周りの人が気が狂いそうになるくらい、ホイッスルを吹き続けてください。
赤信号で止まるとき、テレビのコマーシャルの間、いつでもどこでもホイッスルを吹いてください。
奥さんや家族をホイッスルの音で大騒ぎさせてください。
これほど心を若返らせるものはありません。
(笛奏者ジョーニー・マッデン)
始めたばかりの人へ、最高の演奏を聴いてください。
そして、がんばってください。
1日に15分だけしか練習できなくても、1年間の進歩は驚くものがあります。
もう1つ私が学んだことは、始めるのに遅すぎることはないと言うことです。
たとえ1曲しか吹けなくても、それで得られる満足は、大きなものです。
本当にそうです。
(笛奏者ジョーニー・マッデン)
レッスンでの教え方は、クラークの教本に入れることが出来たものよりはずっと拡大されていますが、考え方は同じです。
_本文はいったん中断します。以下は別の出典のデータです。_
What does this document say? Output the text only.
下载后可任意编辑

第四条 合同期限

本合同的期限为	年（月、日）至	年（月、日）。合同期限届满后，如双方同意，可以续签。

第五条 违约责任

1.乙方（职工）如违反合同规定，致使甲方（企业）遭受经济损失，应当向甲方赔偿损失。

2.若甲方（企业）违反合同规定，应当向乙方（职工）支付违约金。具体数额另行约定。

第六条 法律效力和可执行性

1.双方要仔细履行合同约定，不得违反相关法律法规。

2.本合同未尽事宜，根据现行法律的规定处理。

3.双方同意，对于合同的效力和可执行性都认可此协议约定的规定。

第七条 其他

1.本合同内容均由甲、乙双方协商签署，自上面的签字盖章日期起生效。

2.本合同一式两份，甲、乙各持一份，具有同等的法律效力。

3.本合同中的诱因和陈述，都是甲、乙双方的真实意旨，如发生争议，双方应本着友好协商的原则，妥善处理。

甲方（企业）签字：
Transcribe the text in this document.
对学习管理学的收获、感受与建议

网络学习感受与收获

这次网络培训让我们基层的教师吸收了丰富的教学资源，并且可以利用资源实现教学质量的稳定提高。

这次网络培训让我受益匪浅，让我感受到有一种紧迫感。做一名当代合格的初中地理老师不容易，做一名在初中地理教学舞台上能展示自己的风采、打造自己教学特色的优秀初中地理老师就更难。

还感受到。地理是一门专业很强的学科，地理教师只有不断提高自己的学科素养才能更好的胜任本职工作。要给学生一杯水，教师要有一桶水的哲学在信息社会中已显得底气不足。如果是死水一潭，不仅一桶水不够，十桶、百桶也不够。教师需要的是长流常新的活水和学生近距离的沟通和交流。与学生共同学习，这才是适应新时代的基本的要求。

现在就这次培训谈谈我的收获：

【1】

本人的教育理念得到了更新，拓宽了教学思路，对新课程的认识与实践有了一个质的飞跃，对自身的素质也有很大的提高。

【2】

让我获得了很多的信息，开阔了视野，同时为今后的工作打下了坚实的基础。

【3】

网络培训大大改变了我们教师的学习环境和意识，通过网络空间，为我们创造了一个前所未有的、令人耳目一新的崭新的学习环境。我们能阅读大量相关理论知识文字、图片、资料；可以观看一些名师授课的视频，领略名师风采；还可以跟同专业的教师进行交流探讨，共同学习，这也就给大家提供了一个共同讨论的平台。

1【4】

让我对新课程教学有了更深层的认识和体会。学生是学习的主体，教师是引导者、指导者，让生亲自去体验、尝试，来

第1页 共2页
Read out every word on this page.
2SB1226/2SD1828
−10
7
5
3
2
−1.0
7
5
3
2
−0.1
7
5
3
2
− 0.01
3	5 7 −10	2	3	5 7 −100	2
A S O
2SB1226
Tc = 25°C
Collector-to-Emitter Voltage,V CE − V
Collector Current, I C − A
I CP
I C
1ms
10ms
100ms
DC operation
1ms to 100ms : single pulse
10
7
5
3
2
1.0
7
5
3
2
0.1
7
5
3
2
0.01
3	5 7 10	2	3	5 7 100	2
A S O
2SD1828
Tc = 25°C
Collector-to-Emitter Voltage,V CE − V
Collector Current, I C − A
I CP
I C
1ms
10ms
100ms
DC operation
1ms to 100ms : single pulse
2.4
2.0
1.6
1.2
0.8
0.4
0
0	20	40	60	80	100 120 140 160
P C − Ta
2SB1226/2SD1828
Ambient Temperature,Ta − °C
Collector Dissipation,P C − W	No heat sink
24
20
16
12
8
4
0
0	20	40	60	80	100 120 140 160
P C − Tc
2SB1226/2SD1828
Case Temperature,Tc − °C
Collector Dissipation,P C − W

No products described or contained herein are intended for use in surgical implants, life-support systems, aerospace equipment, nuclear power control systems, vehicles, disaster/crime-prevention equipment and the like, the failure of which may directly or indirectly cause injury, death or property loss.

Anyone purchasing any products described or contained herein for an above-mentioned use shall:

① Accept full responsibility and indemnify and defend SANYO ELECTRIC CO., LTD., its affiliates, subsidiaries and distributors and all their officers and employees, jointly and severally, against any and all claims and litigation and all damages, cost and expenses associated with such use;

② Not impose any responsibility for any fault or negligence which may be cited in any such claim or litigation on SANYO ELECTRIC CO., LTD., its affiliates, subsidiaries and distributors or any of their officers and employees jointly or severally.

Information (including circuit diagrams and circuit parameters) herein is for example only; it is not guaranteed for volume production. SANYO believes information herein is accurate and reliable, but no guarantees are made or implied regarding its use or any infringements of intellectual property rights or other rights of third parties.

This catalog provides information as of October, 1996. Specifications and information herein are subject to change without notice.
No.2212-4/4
一度に情報を与え過ぎて、生徒を戸惑わせたりしません。
ゆっくりとした速度で、簡単なことから複雑なことへ、一歩ずつ進めて行くのです。
最終の目的は、それぞれの生徒が音楽的に自立できる状態に達することです。
つまり、どんな素材からでも、どんな曲でも学ぶことが出来るということです。
(笛奏者・研究家ビル・オックス)
最初、楽譜の読み方の基本を教えますが、耳のトレーニングにも時間をかけます。
曲を少しずつ出して、一度に1フレーズずつ区切ると、耳で聞いて吹いたことのない人でも、比較的容易に出来るようになります。
装飾は、何期か簡単な曲をやった後で教えます―その中にはアイルランドの様々なダンスのリズムを紹介することも含まれています。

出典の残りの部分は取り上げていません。